With the promise of control, direct transfers, minimal charges, and financial freedom it is no wonder that cryptocurrency is being adopted on a global scale. Bitcoin, the first blockchain-based cryptocurrency, still remains the most popular and most valuable at a total market cap of around $927 billion.
The fast growth and adoption of cryptocurrency
While some have doubted the validity of cryptocurrency since its creation in 2009, there are those who have seen its potential and refuse to remain behind.
Experience with mobile money
In Africa especially, there has been an impressive uptake of cryptocurrency which has been noticed in Ghana, Cameroon, Kenya, Nigeria, South Africa, and Botswana. The fast adoption could be that in Africa there is already a wide adoption of mobile money platforms such as M-Pesa which makes the concept of virtual money seem a little closer to home.
Decentralized nature of cryptocurrency
Cryptocurrencies also aren’t controlled by any central authority, which theoretically protects them from any interference by governments and helps in avoiding currency instability.
Unreliable local currencies and hyperinflation have also played a part in the cryptocurrency boom. When the Zimbabwean dollar skyrocketed in 2015, some people turned to trading bitcoin instead.
Thanks to cryptocurrencies, there is an alternative to traditional government-managed currencies where there’s historically been so many errors and negative side-effects, especially in some African countries.
With the confines of needing to have a bank account in order to make financial transactions, there is a lot more inclusion and more financial freedom with a means to make financial transactions.

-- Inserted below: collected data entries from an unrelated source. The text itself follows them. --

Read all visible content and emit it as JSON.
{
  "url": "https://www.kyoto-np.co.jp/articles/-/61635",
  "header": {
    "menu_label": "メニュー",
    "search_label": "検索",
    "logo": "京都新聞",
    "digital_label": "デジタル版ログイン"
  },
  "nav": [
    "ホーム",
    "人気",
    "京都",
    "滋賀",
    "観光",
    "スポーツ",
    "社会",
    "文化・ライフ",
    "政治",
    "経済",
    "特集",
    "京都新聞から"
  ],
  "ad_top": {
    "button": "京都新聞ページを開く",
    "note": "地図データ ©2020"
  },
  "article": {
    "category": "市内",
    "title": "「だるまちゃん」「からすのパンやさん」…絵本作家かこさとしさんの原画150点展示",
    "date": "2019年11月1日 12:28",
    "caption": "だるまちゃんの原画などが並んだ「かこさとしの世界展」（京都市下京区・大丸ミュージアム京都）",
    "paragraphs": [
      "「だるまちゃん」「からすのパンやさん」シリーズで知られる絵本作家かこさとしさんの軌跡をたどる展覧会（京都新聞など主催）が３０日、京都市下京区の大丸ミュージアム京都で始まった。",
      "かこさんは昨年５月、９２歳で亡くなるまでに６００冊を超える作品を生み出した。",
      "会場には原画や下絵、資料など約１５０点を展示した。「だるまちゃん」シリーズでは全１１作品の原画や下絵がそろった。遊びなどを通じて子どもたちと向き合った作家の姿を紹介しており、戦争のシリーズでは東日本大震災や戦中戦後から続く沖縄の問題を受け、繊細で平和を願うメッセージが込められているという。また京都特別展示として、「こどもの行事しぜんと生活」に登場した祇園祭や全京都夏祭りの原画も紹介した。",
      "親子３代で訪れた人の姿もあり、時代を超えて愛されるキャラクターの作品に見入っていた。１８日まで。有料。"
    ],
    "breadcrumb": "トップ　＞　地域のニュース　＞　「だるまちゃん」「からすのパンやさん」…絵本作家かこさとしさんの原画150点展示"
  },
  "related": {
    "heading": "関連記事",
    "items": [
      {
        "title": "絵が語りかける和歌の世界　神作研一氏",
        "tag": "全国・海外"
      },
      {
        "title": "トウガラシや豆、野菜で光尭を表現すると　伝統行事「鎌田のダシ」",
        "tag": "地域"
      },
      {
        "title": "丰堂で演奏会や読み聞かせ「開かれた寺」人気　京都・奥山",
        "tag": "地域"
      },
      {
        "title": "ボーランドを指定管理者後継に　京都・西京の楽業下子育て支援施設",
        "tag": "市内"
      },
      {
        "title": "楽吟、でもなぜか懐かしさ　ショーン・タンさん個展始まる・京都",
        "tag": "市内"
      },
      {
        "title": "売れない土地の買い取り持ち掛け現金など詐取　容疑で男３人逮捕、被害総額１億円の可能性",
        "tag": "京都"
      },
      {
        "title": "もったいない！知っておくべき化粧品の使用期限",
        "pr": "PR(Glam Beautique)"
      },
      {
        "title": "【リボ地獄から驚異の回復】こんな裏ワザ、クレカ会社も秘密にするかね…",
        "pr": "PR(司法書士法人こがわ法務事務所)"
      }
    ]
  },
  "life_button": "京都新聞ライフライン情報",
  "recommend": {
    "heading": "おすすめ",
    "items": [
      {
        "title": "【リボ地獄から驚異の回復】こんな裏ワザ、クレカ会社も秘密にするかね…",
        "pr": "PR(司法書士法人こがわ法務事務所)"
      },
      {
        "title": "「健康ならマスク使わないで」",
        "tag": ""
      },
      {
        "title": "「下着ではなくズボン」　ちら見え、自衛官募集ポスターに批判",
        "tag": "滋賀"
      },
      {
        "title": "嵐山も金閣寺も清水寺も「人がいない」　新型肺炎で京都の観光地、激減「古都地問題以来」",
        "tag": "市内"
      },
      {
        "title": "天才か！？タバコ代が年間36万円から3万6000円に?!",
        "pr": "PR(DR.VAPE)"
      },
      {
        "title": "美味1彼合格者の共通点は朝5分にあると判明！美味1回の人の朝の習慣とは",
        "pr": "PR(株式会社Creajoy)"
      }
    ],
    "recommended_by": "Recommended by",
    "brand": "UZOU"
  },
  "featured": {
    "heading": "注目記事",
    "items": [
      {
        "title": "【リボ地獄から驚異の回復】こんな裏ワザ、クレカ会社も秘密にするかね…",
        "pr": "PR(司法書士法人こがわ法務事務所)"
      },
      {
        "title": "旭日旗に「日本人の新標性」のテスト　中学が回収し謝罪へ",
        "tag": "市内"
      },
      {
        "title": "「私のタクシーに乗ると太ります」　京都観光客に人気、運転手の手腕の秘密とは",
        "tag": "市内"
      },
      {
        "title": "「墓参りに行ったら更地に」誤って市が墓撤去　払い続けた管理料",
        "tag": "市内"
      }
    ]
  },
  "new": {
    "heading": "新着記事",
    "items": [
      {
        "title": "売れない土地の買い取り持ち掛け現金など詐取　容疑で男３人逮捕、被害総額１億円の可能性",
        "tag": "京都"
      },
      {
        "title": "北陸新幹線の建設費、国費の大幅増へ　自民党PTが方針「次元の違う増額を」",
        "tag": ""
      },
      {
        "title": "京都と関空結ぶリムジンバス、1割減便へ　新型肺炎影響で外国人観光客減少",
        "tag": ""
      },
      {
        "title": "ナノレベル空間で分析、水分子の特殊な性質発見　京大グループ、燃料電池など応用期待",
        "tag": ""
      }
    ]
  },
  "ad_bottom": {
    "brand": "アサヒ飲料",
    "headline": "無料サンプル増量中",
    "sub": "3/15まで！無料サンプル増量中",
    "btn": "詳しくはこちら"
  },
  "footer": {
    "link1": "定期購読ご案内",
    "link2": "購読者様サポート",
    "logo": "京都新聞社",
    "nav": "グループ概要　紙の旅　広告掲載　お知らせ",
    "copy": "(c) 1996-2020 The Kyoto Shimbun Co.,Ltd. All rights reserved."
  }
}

Reduced charges for transactions
In addition, Cryptocurrencies aim to cut out the middlemen, such as credit card companies or banks, making it cheaper to transfer money from one virtual wallet to another. It also allows for the Africans in the diaspora, to safely send money to their loved ones at home without having to pay hefty fees.
It is for these reasons that solution providers like YellowCard exist, to make sure that the gaps are bridged and that people can make financial transactions and trades using cryptocurrencies on a safe platform.
Cryptocurrency as a funding source for pension schemes
As cryptocurrencies continue to grow and expand in their adoption, it becomes more apparent that they can provide a myriad of solutions for other challenges. One such example is the pension scheme problem.
Although pensions still exist, many of the companies that offer them have struggled to make good on the promises they made to their former employees, given the turbulent nature of the global economy.
Lack of transparency
The biggest catalysts for the pension crisis however are a serious lack of transparency at all stages throughout the pension-managing process and changing legislative agendas.
Those with the responsibility to pick a pension plan find it difficult to understand where the fund is invested, how it performs, and if it can meet specific organizational needs. Accordingly, it’s nearly impossible to identify a fund that will act in good faith when it comes to timely and consistent payments.
Decrease in the young population
There has also been a dramatic decrease in the young population who are supporting the retired population which reduces the number of funds that can be collected to support the retired population and a lack of transparency and control for pension plans and beneficiaries
All these challenges can however be addressed, allowing the population that has worked so hard to take their retirement without any worries.
The pension scheme solution
Blockchain, a revolutionary computer-based record-keeping technology that functions as a digital ledger, comes at a crucial time and may represent the savior of pensions everywhere, thanks to the unique ways that it’s being applied by ambitious projects in this industry.
Blockchain addresses these challenges by working on a shared, decentralized ledger that helps to align stakeholders in any single system. This ledger also provides access to crucial information relevant to all pension members.
This is particularly helpful with pensions, for which a simple, ledger-based system would let individuals audit the funds they’re considering.
Blockchain also encourages greater accountability, with reporting mechanisms that can permanently punish funds that don’t follow through by inscribing results on the shared ledger.
The future of cryptocurrency
According to MarketsandMarkets, the cryptocurrency market size is expected to grow from USD 1.6 billion in 2021 to USD 2.2 billion by 2026, at a CAGR of 7.1%.
This can be attributed to the fact that Cryptocurrency represents the beginning of a new phase of technology-driven markets. Markets that have the potential to disrupt conventional market strategies, longstanding business practices, and established regulatory perspectives. All to the benefit of consumers and broader macroeconomic efficiency.